Auch an Symbolik fehlt es nicht. Man pflanzt einen Baum. Weil es immer gut ist, einen Baum zu pflanzen, wie Andreas Schwarz sagt. Weil es Stuttgart besonders gut tut, einen Baum zu pflanzen, und weil er für „,mehr Grün in der Stadt“ ist.

Auch Wolfgang Reinhart findet die Baumpflanzung eine gute Idee. So ein Baum ist halt etwas bleibendes, „was wir politisch gestalten, soll auch etwas bleibendes sein“. Dann Reinharts Wunsch gemünzt auf den Baum und wohl auch auf die Koalition „vivat, crescat, floreat“ (er möge leben, wachsen und gedeihen).

Dann zieht die überwiegend dunkel gekleidete Festgemeinde auf den gepflasterten Wegen unter Umgehung des Baustellendrecks zum Ort der Baumpflanzung. Spötter fühlen sich an einen Trauerzug erinnert. Dann warten auch schon die Spaten und symbolträchtig schaufeln erst mal die Fraktionsspitzen Boden auf dem Wurzelballen.

Gepflanzt wird eine Winterlinde, sieben Meter hoch, zwischen 15 und 20 Jahre alt, vier mal verpflanzt, wie die Experten der Möhringer Gartenbaufirma erklären, die abseits des Geschehens darauf warten, bis sie die Planen, die zum Schutz des feinen Schuhwerks ausgelegt waren, einrollen können um den Baum tatsächlich zu pflanzen, während die Gesellschaft längst zu Prisecco aus Schlat und Pinot Pix vom Weingut des Abgeordneten Reinhold Pix ins Foyer zurückgekehrt ist.

Die Grünen versäumen nicht zu erwähnen, dass sie ja schon 1980 zu ihrem Einzug in den Landtag einen Baum gepflanzt hätten.

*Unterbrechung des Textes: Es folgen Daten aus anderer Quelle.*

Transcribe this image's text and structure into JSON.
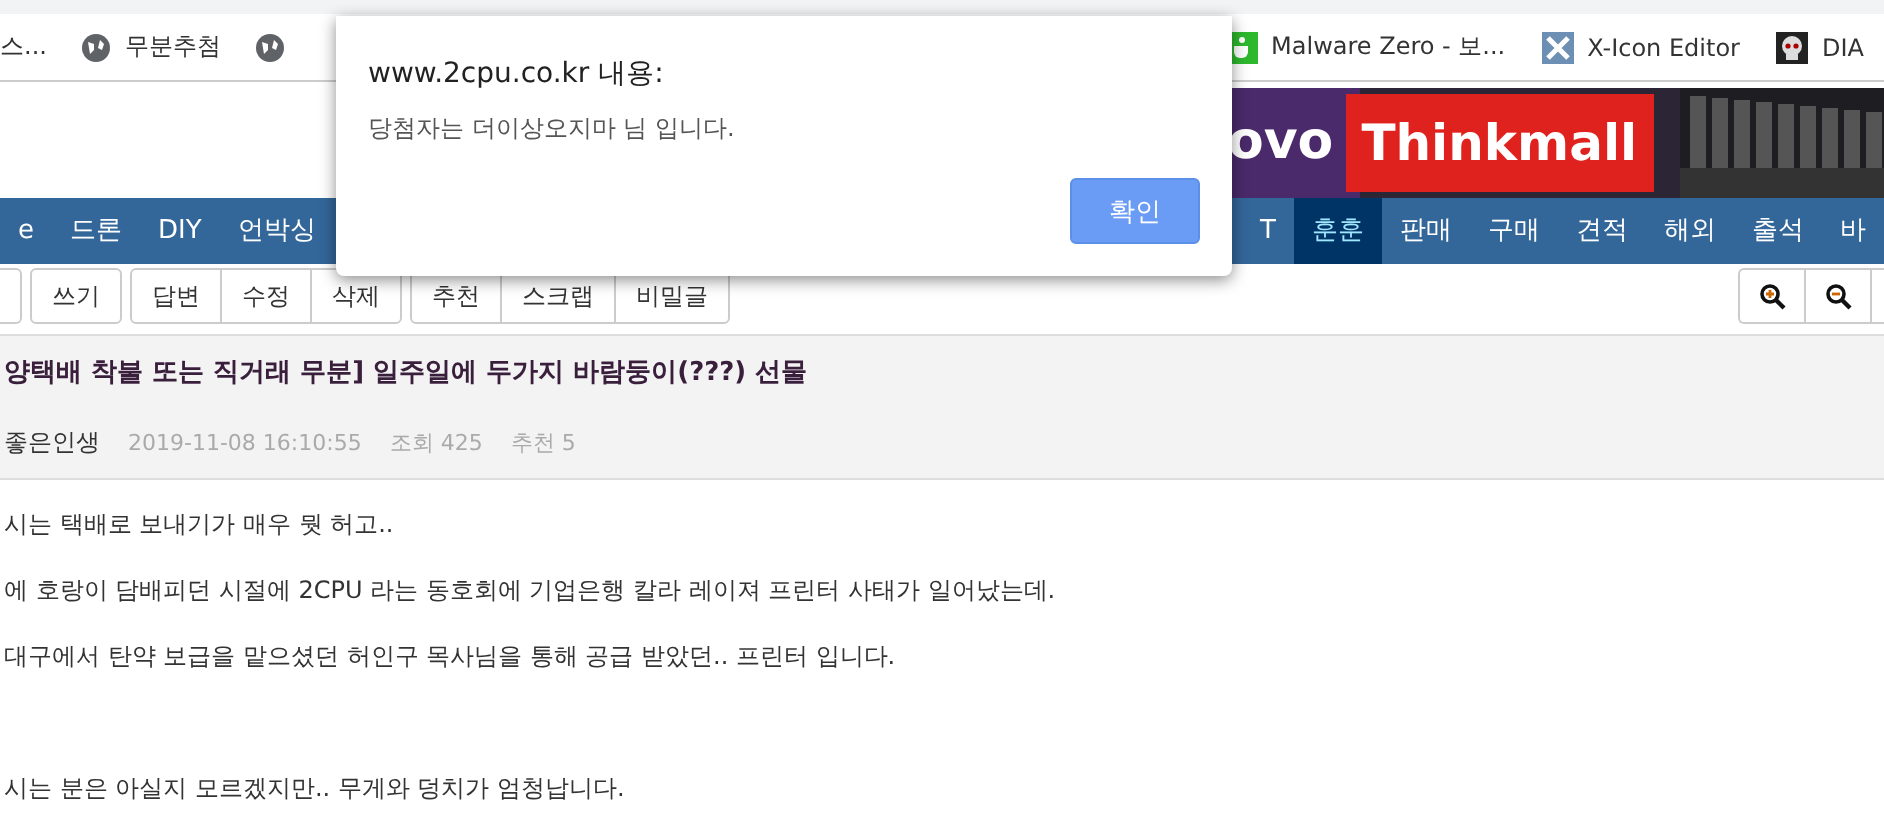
{
  "bookmarks_left": [
    {
      "kind": "plain",
      "label": "스..."
    },
    {
      "kind": "globe",
      "label": "무분추첨"
    },
    {
      "kind": "globe"
    }
  ],
  "bookmarks_right": [
    {
      "kind": "cup",
      "label": "Malware Zero - 보..."
    },
    {
      "kind": "x",
      "label": "X-Icon Editor"
    },
    {
      "kind": "skull",
      "label": "DIA"
    }
  ],
  "banner": {
    "brand": "ovo",
    "store": "Thinkmall"
  },
  "nav": {
    "left": [
      {
        "label": "e",
        "selected": false
      },
      {
        "label": "드론",
        "selected": false
      },
      {
        "label": "DIY",
        "selected": false
      },
      {
        "label": "언박싱",
        "selected": false
      }
    ],
    "right": [
      {
        "label": "T",
        "selected": false
      },
      {
        "label": "훈훈",
        "selected": true
      },
      {
        "label": "판매",
        "selected": false
      },
      {
        "label": "구매",
        "selected": false
      },
      {
        "label": "견적",
        "selected": false
      },
      {
        "label": "해외",
        "selected": false
      },
      {
        "label": "출석",
        "selected": false
      },
      {
        "label": "바",
        "selected": false
      }
    ]
  },
  "toolbar": {
    "groups": [
      [
        "쓰기"
      ],
      [
        "답변",
        "수정",
        "삭제"
      ],
      [
        "추천",
        "스크랩",
        "비밀글"
      ]
    ],
    "tools": [
      {
        "kind": "zoom-in"
      },
      {
        "kind": "zoom-out"
      },
      {
        "kind": "stub"
      }
    ]
  },
  "post": {
    "title": "양택배 착불 또는 직거래 무분] 일주일에 두가지 바람둥이(???) 선물",
    "author": "좋은인생",
    "date": "2019-11-08 16:10:55",
    "views": "조회 425",
    "likes": "추천 5"
  },
  "body": [
    {
      "kind": "line",
      "text": "시는 택배로 보내기가 매우 뭣 허고.."
    },
    {
      "kind": "line",
      "text": "에 호랑이 담배피던 시절에 2CPU 라는 동호회에 기업은행 칼라 레이져 프린터 사태가 일어났는데."
    },
    {
      "kind": "line",
      "text": "대구에서 탄약 보급을 맡으셨던 허인구 목사님을 통해 공급 받았던.. 프린터 입니다."
    },
    {
      "kind": "after-blank",
      "text": "시는 분은 아실지 모르겠지만.. 무게와 덩치가 엄청납니다."
    }
  ],
  "dialog": {
    "title": "www.2cpu.co.kr 내용:",
    "message": "당첨자는 더이상오지마 님 입니다.",
    "button": "확인"
  }
}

Dies e Linde sei jetzt immerhin 20 Meter hoch. Allerdings sei die erste eingegangen, das wird aber nicht offiziell erklärt.

Nüchterne, aber positive Bilanz

Eine Stunde nach den Parlamentariern werden die Regierenden ebenso nüchtern eine positive Bilanz ziehen. Dafür, dass wir uns nicht gesucht haben aber finden mussten, arbeitet die Koalition gut zusammen“, konstatiert der Ministerpräsident. „Und es wird immer besser“, sagt Winfried Kretschmann. „Wenn es drauf ankommt, haben wir das Land und seine Menschen im Blick“. Sein Vize Thomas Strobl verweist extra auf seine lindgrüne Krawatte, die er zur Feier des Tages angelegt habe. Er geht so weit zu sagen, „die CDU ist glücklich mit der Koalition. Sie wird sie zu Ende führen.“ Vielleicht ist das Glück nicht grenzenlos. Aber auf die Frage, was verbessert werden sollte, fällt weder Strobl noch Kretschmann eine Antwort ein.